Recently we performed our annual Disaster Recovery test. We have learned something very valuable every year and tried to adjust our recovery plans accordingly, with this year being no different. Even with all the new technology, DR still seems to be a tricky undertaking.
The first year we tested our plan we found that we really, really, REALLY, don’t want to restore Active Directory onto unlike hardware. The following year we had gotten a node onto our MPLS cloud which allowed us to have a replicated AD server at the DR site. This greatly reduced the problem of restoring AD. The year after that we tested our phone system portion of the DR plan and discovered that working with the telco in a DR situation will be challenging at the very least. In the two years since that second test there have been some major changes that removed our ability to have replicated AD, so we were back to square one on that front.
This year we thought we would do a restore of our two year old VMWare environment. We had decided to keep the scope to restoring only “Tier 0” service. This included VMWare ESX , Symantec BackupExec, vSphere, and AD. Time permitting we planned to restore as many servers as possible beyond the Tier 0 that were the bare minimum.
In the last year we had made the choice to purchase Symantec’s BackupExec Agent for VMware Virtual Infrastructure (AVVI). This is a BackupExec agent that allows you to backup VMWare Guest OS files directly through the ESX server and/or SAN. The idea is that we would have our virtualized servers backed up to tape at the VMWare file level and that this would allow us to restore directly back to ESX.
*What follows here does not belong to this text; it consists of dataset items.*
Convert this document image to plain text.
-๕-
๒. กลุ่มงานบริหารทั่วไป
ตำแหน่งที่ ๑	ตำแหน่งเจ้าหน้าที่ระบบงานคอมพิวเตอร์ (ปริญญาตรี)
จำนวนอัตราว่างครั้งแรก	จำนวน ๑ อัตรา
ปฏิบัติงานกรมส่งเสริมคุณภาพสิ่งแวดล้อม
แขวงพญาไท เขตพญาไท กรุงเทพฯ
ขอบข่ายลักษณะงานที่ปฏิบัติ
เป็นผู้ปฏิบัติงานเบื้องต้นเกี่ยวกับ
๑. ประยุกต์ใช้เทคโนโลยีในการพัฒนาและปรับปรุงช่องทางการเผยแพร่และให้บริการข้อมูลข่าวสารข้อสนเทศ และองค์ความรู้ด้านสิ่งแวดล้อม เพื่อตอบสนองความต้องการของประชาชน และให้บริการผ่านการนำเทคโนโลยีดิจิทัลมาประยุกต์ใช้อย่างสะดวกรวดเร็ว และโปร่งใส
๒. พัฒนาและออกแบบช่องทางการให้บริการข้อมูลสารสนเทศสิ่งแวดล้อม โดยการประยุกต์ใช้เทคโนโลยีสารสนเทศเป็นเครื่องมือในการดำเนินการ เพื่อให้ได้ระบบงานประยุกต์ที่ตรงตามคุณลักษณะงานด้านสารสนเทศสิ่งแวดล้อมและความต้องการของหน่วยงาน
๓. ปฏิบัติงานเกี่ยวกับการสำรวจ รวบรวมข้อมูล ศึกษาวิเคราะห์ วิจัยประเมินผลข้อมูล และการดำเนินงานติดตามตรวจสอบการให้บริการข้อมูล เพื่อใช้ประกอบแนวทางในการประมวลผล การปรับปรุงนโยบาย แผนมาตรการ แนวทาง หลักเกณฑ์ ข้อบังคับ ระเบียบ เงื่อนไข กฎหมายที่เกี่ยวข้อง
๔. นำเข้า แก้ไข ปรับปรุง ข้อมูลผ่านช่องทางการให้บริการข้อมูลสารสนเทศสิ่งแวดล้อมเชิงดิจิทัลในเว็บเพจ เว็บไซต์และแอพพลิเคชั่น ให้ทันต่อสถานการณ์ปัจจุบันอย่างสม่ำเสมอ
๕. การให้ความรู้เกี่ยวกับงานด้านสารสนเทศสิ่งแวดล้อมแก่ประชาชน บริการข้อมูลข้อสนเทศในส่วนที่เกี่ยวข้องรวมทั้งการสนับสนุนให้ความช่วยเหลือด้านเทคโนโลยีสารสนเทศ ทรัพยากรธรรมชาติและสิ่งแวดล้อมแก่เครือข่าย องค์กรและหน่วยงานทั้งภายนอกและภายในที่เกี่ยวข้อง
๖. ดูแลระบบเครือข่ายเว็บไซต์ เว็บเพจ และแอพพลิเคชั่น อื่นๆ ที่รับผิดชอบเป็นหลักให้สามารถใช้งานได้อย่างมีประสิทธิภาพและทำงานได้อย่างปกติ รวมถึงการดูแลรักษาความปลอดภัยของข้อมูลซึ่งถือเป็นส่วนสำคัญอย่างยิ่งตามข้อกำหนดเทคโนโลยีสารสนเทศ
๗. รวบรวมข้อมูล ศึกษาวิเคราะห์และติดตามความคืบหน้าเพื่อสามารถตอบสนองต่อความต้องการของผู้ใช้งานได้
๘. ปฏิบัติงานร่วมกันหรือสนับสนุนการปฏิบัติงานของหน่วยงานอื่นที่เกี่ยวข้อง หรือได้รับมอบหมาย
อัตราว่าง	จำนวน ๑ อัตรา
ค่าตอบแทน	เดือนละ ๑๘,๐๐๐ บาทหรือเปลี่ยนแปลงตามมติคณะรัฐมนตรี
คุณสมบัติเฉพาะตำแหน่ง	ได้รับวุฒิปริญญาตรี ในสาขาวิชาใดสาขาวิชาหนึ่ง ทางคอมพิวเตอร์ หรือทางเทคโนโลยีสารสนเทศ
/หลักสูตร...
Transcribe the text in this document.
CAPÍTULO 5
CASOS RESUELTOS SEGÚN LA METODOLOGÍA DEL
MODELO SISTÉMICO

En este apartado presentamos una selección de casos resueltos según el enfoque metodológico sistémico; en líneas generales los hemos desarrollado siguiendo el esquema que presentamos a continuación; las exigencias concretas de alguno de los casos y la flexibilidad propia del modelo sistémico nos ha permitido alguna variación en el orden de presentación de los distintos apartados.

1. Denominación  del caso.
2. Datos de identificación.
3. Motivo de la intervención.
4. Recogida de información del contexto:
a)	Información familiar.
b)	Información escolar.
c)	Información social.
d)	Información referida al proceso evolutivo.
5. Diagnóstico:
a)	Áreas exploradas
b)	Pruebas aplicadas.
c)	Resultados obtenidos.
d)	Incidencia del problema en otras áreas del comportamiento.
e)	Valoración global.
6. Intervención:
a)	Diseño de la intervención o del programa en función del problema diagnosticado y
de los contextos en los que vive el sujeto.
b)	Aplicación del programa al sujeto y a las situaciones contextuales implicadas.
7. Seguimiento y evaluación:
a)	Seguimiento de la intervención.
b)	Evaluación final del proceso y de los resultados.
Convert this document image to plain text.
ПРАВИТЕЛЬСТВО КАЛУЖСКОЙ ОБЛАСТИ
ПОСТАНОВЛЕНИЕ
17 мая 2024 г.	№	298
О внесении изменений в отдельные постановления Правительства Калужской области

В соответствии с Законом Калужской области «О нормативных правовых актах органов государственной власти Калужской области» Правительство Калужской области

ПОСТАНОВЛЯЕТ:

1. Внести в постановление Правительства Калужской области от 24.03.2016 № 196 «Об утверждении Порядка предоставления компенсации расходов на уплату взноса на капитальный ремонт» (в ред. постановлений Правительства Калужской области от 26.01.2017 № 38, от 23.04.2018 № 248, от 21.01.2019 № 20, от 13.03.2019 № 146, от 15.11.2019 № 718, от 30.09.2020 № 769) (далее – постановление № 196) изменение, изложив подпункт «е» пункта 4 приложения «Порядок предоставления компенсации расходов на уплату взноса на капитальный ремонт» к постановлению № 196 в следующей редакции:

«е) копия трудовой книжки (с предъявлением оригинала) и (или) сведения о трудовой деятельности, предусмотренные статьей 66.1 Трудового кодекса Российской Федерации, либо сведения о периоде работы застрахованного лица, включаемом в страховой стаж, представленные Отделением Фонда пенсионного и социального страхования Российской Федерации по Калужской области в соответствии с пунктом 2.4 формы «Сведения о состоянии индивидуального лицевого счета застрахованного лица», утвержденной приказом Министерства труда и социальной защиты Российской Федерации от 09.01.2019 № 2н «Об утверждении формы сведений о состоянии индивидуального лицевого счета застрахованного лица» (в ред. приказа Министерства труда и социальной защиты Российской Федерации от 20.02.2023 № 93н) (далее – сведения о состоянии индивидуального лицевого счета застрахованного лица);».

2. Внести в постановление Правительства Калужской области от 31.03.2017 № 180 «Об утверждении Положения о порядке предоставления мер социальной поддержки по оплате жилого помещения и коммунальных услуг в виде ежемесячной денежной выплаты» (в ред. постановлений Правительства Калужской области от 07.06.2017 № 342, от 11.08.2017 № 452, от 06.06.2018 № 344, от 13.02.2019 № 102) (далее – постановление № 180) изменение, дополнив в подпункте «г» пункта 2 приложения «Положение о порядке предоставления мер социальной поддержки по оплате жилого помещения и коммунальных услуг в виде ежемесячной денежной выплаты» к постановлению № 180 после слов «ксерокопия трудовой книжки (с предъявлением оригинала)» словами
So here is what we thought would happen in our test. We install ESX onto whatever hardware our DR vendor provides, (It shouldn’t matter right?!) while installing BackupExec directly onto one of the other servers that we are provided. Then we will inventory and catalog the AVVI backups from home, restore AD and vCenter, boot them up in ESX, and start rebuilding our environment from there. Easy peasy right? Not so much.
As I have come to expect, nothing goes right in a DR/DR Test scenario. We were able to get ESX and BackupExec installed without any major obstacles. Our first problem came when cataloging our tapes. This process took far longer than we had expected. At 2 hours in with no indication of when it would ultimately finish we canceled the job as the resources we really needed were already cataloged and able to restore. Not too major a problem so we’re moving on.
I feel like it would be helpful to give a little context to explain the state we were in. We now have a Windows 2003 server that is our BE2010 server, which is in a workgroup. This server also has the VMWare VIC Client and is connected to ESX. We also have the ESX server that is on the same network, but is not yet controlled by vSphere.
BE2010 has some features that allow you to discover the ESX server and pick the datastore to restore to, etc. This seemed great and we setup our restore job accordingly per our current setup. We started by trying to restore our Active Directory VM to ESX. This is where things started to go awry. We were getting a credentials error and the job would not restore. We tried a few different variants unsuccessfully with a number of failed jobs. We suspect that this is due to BE and ESX not being in a domain, and with ESX specifically not being controlled by vCenter. (Chicken or egg right?!)